How it does look on Cloud Data Fusion Platform
Why Cloud Data Fusion?
Now the question arises, why do we use cloud data fusion as we have other options to make a connection from MySQL DB to bigquery for ETL/ELT.
Data fusion pipelines provide fully managed, virtual interface, easy to use, fully scalable, fully distributed platform that enables you to connect to many different data sources easily.
Data fusion pipelines have the flexibility to have all the pipelines as code and enable you to use rest API calls to create and trigger pipelines. Hence cloud data fusion is a complete package to develop data pipelines easily and efficiently.
How do we create the data pipeline? –
Creating data fusion pipeline is quite easy on the Google cloud platform, we can get it done by following a few steps-
Step1- Go to GCP console find Cloud data fusion click on ‘Create Instance’.
Step2- Fill the instance name and region name and click on create.
Step3- It will take 10-15 minutes to create an instance, now go to view instance and click on redirect URL.
Step4- Now you are inside cloud data fusion instance, click on HUB and choose a pipeline(import data from MySQL).
Step5- Along with pipelines in HUB you are getting several options. Choose import data from MySQL. Now we’re going to install Driver.
Step6- Install Google cloud JDBC driver which will make a connection to let MySQL database communicate bigquery. We can find the driver from here itself but make sure the driver is of the latest version.
Step7- Now go to Navigation Bar and click on the control center.
Step8- Go to green encircled plus symbol and upload the latest version of JDBC driver.
Step9- Give a name to the driver and a suitable class name which is invalid format com.example.myclass and click on finish.
Step10- Now again go to HUB, click on import data from MySQL pipeline and click on create. Give a name to the pipeline and finish. Now you are able to customize your pipeline.
Here in the cloud data fusion studio we can change source and sink accordingly as here we need to connect Database(source) to Bigquery(sink).
Step11- Go to database properties and fill the plugin name and types. After filling the details Browse database and click on Add connection.
Step12- Here you will find installed Mysql driver click on it and put connection name, host, port, database name, id, password.

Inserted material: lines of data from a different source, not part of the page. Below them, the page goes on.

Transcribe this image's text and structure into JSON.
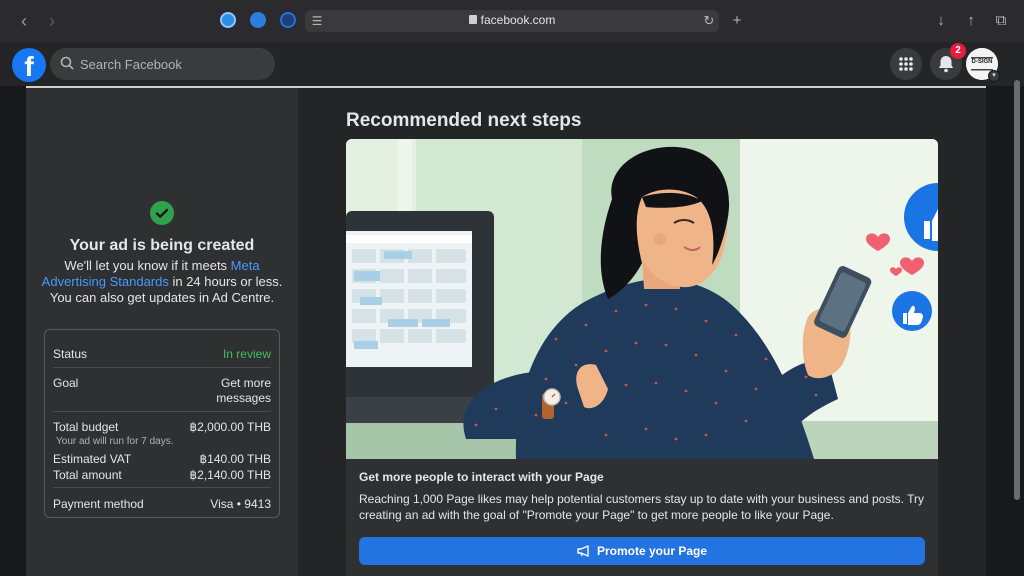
{
  "browser": {
    "url": "facebook.com"
  },
  "header": {
    "search_placeholder": "Search Facebook",
    "notification_count": "2",
    "avatar_label": "D-SIGN"
  },
  "status_panel": {
    "title": "Your ad is being created",
    "desc_before": "We'll let you know if it meets ",
    "desc_link": "Meta Advertising Standards",
    "desc_after": " in 24 hours or less. You can also get updates in Ad Centre.",
    "rows": {
      "status_label": "Status",
      "status_value": "In review",
      "goal_label": "Goal",
      "goal_value_1": "Get more",
      "goal_value_2": "messages",
      "budget_label": "Total budget",
      "budget_value": "฿2,000.00 THB",
      "budget_note": "Your ad will run for 7 days.",
      "vat_label": "Estimated VAT",
      "vat_value": "฿140.00 THB",
      "total_label": "Total amount",
      "total_value": "฿2,140.00 THB",
      "payment_label": "Payment method",
      "payment_value": "Visa • 9413"
    }
  },
  "next_steps": {
    "title": "Recommended next steps",
    "card_heading": "Get more people to interact with your Page",
    "card_body": "Reaching 1,000 Page likes may help potential customers stay up to date with your business and posts. Try creating an ad with the goal of \"Promote your Page\" to get more people to like your Page.",
    "button_label": "Promote your Page"
  },
  "colors": {
    "fb_blue": "#1877f2",
    "success_green": "#31a24c",
    "link_blue": "#4599ff",
    "badge_red": "#e41e3f"
  }
}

Step13- Test the connection and add it.
Step14- Now you are able to import your query. Deploy the Pipeline.
Step15- You have deployed your data fusion pipeline successfully.

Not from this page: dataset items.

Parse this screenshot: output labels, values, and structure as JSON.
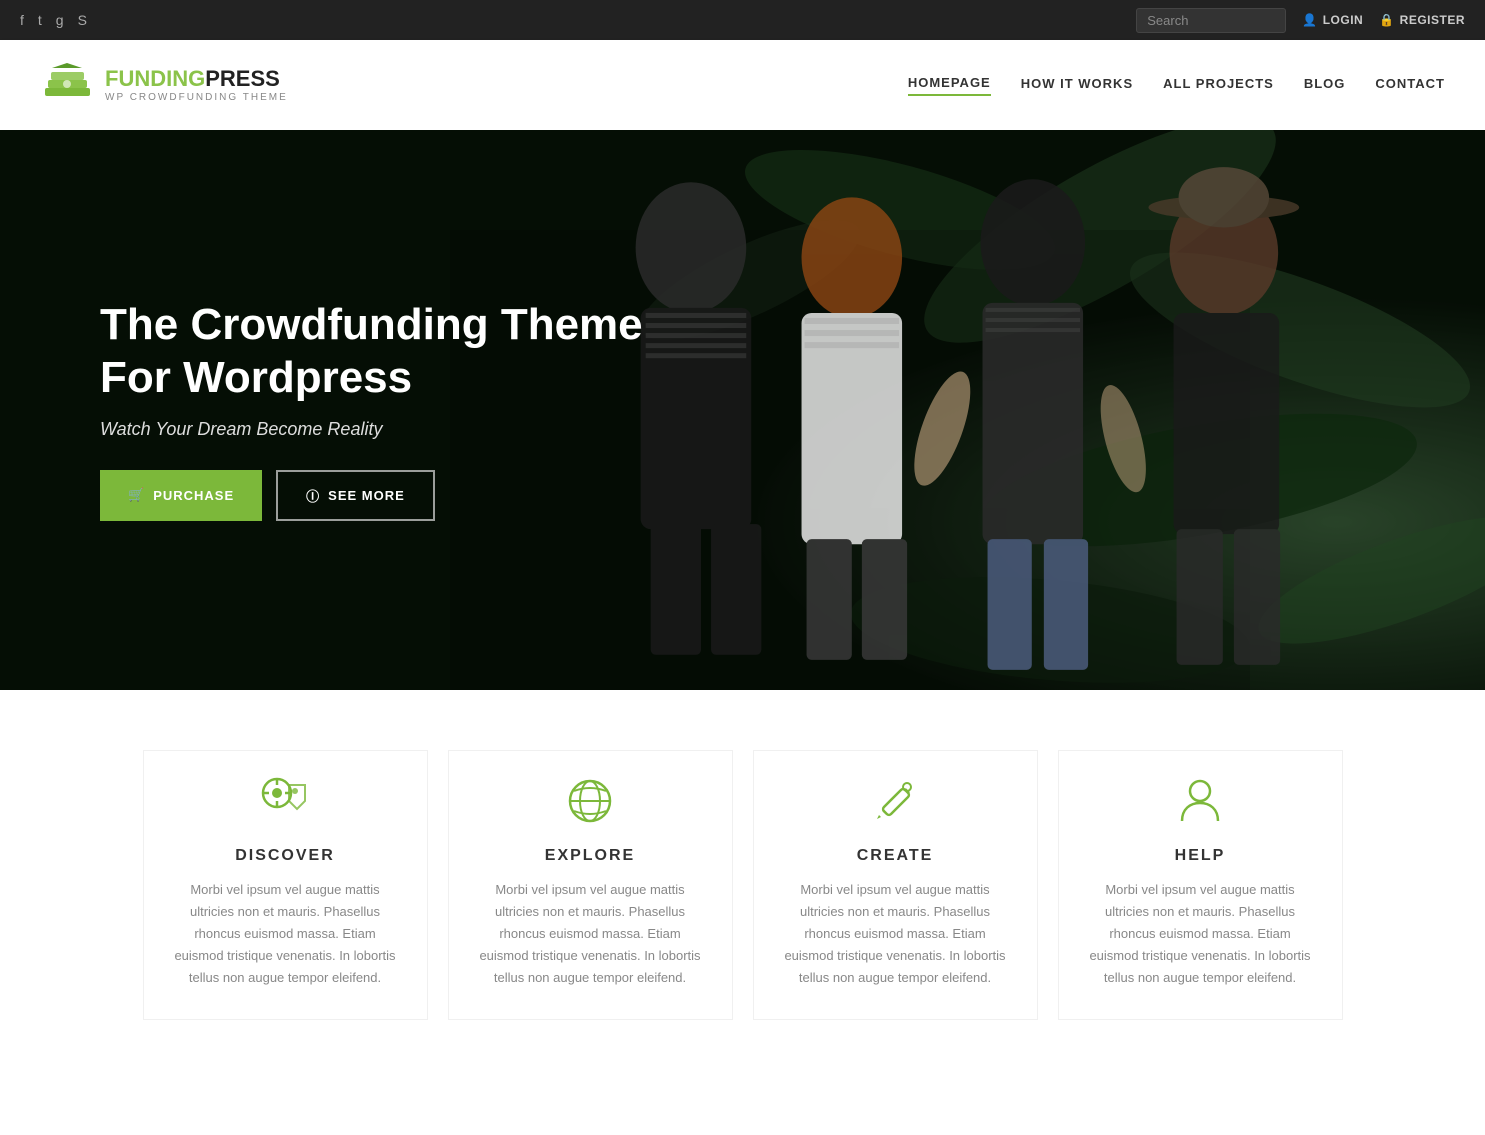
{
  "topbar": {
    "social": [
      "f",
      "t",
      "g+",
      "s"
    ],
    "social_names": [
      "facebook-icon",
      "twitter-icon",
      "googleplus-icon",
      "skype-icon"
    ],
    "search_placeholder": "Search",
    "login_label": "LOGIN",
    "register_label": "REGISTER"
  },
  "header": {
    "logo_funding": "FUNDING",
    "logo_press": "PRESS",
    "logo_sub": "WP CROWDFUNDING THEME",
    "nav": [
      {
        "label": "HOMEPAGE",
        "active": true
      },
      {
        "label": "HOW IT WORKS",
        "active": false
      },
      {
        "label": "ALL PROJECTS",
        "active": false
      },
      {
        "label": "BLOG",
        "active": false
      },
      {
        "label": "CONTACT",
        "active": false
      }
    ]
  },
  "hero": {
    "title": "The Crowdfunding Theme For Wordpress",
    "subtitle": "Watch Your Dream Become Reality",
    "purchase_label": "PURCHASE",
    "seemore_label": "SEE MORE"
  },
  "features": [
    {
      "id": "discover",
      "title": "DISCOVER",
      "icon": "tag-icon",
      "text": "Morbi vel ipsum vel augue mattis ultricies non et mauris. Phasellus rhoncus euismod massa. Etiam euismod tristique venenatis. In lobortis tellus non augue tempor eleifend."
    },
    {
      "id": "explore",
      "title": "EXPLORE",
      "icon": "globe-icon",
      "text": "Morbi vel ipsum vel augue mattis ultricies non et mauris. Phasellus rhoncus euismod massa. Etiam euismod tristique venenatis. In lobortis tellus non augue tempor eleifend."
    },
    {
      "id": "create",
      "title": "CREATE",
      "icon": "pencil-icon",
      "text": "Morbi vel ipsum vel augue mattis ultricies non et mauris. Phasellus rhoncus euismod massa. Etiam euismod tristique venenatis. In lobortis tellus non augue tempor eleifend."
    },
    {
      "id": "help",
      "title": "HELP",
      "icon": "person-icon",
      "text": "Morbi vel ipsum vel augue mattis ultricies non et mauris. Phasellus rhoncus euismod massa. Etiam euismod tristique venenatis. In lobortis tellus non augue tempor eleifend."
    }
  ],
  "colors": {
    "accent": "#7cb83a",
    "dark": "#222222",
    "text": "#888888"
  }
}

Cloud Data Fusion takes care of most of ETL/ELT works for you. And since it’s part of Google Cloud, you can take advantage of built-in security benefits when using Cloud Data Fusion rather than self-managed CDAP servers:
- Cloud-native security control with Cloud IAM—Identity management and authentication efforts are taken care of by Cloud Identity.
- Full observability with Stackdriver Logging and Monitoring—Logs include pipeline logs and audit logs
- Reduced exposure to the public internet with private networking.
Cloud Data Fusion offers both preconfigured transformations from an OSS library as well as the ability to create an internal library of custom connections and transformations that can be validated, shared, and reused across an organization. It lays the foundation for collaborative data engineering and improves productivity. That means less waiting for data engineers and, importantly, less sweating about code quality.